Marinette si avvicinò al bordo fino quasi a sfiorare
il nulla con la punta dei piedi, rimanendo poi immobile ad osservare tutto e
niente. Tikki, nascostasi nella borsetta un attimo
dopo il rilascio della trasformazione, decise per il silenzio, arrendevole e
inquieto al contempo, concedendosi solo un sospiro che sapeva di amara
consapevolezza. Sapeva che sarebbe successo; sapeva che prima o poi quel
momento si sarebbe presentato, puntuale come ogni volta; sapeva che
quell’istante avrebbe bussato alla porta della sua Portatrice, dilatandosi
quasi all’infinito, tendendosi fino allo spasmo. Era sempre stato così, da
secoli e secoli.
Marinette chiuse gli occhi e allargò le braccia
proprio nel momento in cui il cielo plumbeo sopra a Parigi iniziava il proprio
spettacolo. Il vento le sferzava violentemente il viso, e la pioggia gelida e
torrenziale pareva ferirle la pelle lasciata scoperta. Nessuna pietà, in quella
notte che parlava di decadenza e dolore, sembrava venir mostrata.
Era stata svegliata
all’improvviso, poco prima, da un’orribile sensazione che improvvisamente le
aveva stretto il cuore in una morsa di lame acuminate che attimo dopo attimo
parevano piantarsi maggiormente in profondità. Cos’era? Era a causa di
quell’incubo che non ricordava? Erano lo stress e la stanchezza della sua
doppia vita? O era, più semplicemente, l’insieme degli eventi dell’ultimo
periodo che, piano, stavano logorando la sua fragile psiche di quattordicenne?

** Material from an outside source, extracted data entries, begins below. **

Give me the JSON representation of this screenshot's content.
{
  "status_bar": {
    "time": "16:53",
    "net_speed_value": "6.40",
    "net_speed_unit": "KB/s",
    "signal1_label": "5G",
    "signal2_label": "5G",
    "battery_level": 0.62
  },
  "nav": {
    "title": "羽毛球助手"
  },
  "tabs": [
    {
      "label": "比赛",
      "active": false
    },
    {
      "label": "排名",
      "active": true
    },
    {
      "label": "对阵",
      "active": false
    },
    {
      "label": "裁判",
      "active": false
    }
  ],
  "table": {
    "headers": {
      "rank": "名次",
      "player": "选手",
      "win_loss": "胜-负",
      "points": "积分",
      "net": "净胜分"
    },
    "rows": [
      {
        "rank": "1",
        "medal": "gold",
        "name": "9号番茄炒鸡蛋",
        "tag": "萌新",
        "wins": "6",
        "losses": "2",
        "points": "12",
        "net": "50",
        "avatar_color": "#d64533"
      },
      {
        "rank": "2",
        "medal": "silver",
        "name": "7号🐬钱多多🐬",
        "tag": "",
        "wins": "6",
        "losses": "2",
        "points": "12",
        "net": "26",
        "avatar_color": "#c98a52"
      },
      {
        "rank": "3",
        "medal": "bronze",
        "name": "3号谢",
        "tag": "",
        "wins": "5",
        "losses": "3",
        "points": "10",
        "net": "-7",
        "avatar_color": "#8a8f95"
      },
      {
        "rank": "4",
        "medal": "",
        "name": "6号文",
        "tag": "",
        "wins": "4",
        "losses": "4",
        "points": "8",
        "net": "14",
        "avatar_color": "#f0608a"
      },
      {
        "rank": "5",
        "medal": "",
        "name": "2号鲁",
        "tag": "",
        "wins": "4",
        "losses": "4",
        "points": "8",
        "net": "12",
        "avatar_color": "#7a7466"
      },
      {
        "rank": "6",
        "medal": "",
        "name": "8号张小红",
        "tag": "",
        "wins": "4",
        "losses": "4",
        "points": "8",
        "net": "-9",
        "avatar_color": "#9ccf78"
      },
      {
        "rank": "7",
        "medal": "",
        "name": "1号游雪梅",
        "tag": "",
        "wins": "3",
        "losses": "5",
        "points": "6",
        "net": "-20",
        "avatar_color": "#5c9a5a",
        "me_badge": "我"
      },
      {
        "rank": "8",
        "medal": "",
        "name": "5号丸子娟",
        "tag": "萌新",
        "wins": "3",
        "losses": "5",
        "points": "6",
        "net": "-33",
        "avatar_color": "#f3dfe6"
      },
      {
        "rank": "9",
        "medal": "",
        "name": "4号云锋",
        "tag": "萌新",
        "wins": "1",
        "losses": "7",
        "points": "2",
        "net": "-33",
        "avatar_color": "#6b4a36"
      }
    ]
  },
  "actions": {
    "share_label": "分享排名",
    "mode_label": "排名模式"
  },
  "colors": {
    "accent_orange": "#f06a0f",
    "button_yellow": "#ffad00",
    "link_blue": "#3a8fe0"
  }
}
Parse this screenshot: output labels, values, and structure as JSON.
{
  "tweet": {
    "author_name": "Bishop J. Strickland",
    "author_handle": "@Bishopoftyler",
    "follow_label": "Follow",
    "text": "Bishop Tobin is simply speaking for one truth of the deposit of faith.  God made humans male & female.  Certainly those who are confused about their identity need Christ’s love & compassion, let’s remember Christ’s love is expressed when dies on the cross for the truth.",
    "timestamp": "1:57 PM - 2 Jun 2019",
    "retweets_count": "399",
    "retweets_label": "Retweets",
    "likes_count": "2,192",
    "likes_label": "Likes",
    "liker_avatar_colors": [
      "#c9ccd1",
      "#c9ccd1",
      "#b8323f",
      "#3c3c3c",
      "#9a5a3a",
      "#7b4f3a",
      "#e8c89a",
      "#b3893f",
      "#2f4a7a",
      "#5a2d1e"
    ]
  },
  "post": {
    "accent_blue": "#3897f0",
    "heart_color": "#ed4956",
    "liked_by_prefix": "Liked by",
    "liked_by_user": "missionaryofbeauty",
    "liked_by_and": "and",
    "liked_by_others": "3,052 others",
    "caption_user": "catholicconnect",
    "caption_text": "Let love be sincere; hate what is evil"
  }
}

Aveva scostato le coperte in
fretta, e con altrettanta agitazione era corsa davanti allo specchio.
L’immagine che le venne rimandata la congelò sul posto, facendo crescere in lei
un senso di inquietudine che difficilmente l’avrebbe abbandonata. Quegli occhi
– i suoi occhi! – parevano non
appartenerle più. Di chi era lo sguardo che ora la fissava di rimando?
Il fulmine che aveva squarciato
il cielo e reso il mondo negativo l’aveva abbagliata a tal punto che, per il
più breve degli istanti, al posto di una ragazzina scarmigliata e in pigiama
era comparsa la giovane donna mascherata pronta alla battaglia. Le bastò
quell’istante per capire: non si riconosceva più in niente. Forse per questo
l’aveva fatto – l’aveva richiamata, Lei, Ladybug.
Aveva corso; aveva saltato; si
era librata nel cielo. Per quei pochi minuti la sua mente si era svuotata, e la
pace si era impadronita di lei. Poi era stata costretta a fermarsi, perché ciò
che ancora le imbrigliava il cuore aveva iniziato a battere con violenza sulle
pareti della sua anima, cercando di farla cedere. Alla fine
la verità della confusione le aveva tagliato le gambe, e il muro contro il quale
l’aveva fatta sbattere era stato più duro del previsto.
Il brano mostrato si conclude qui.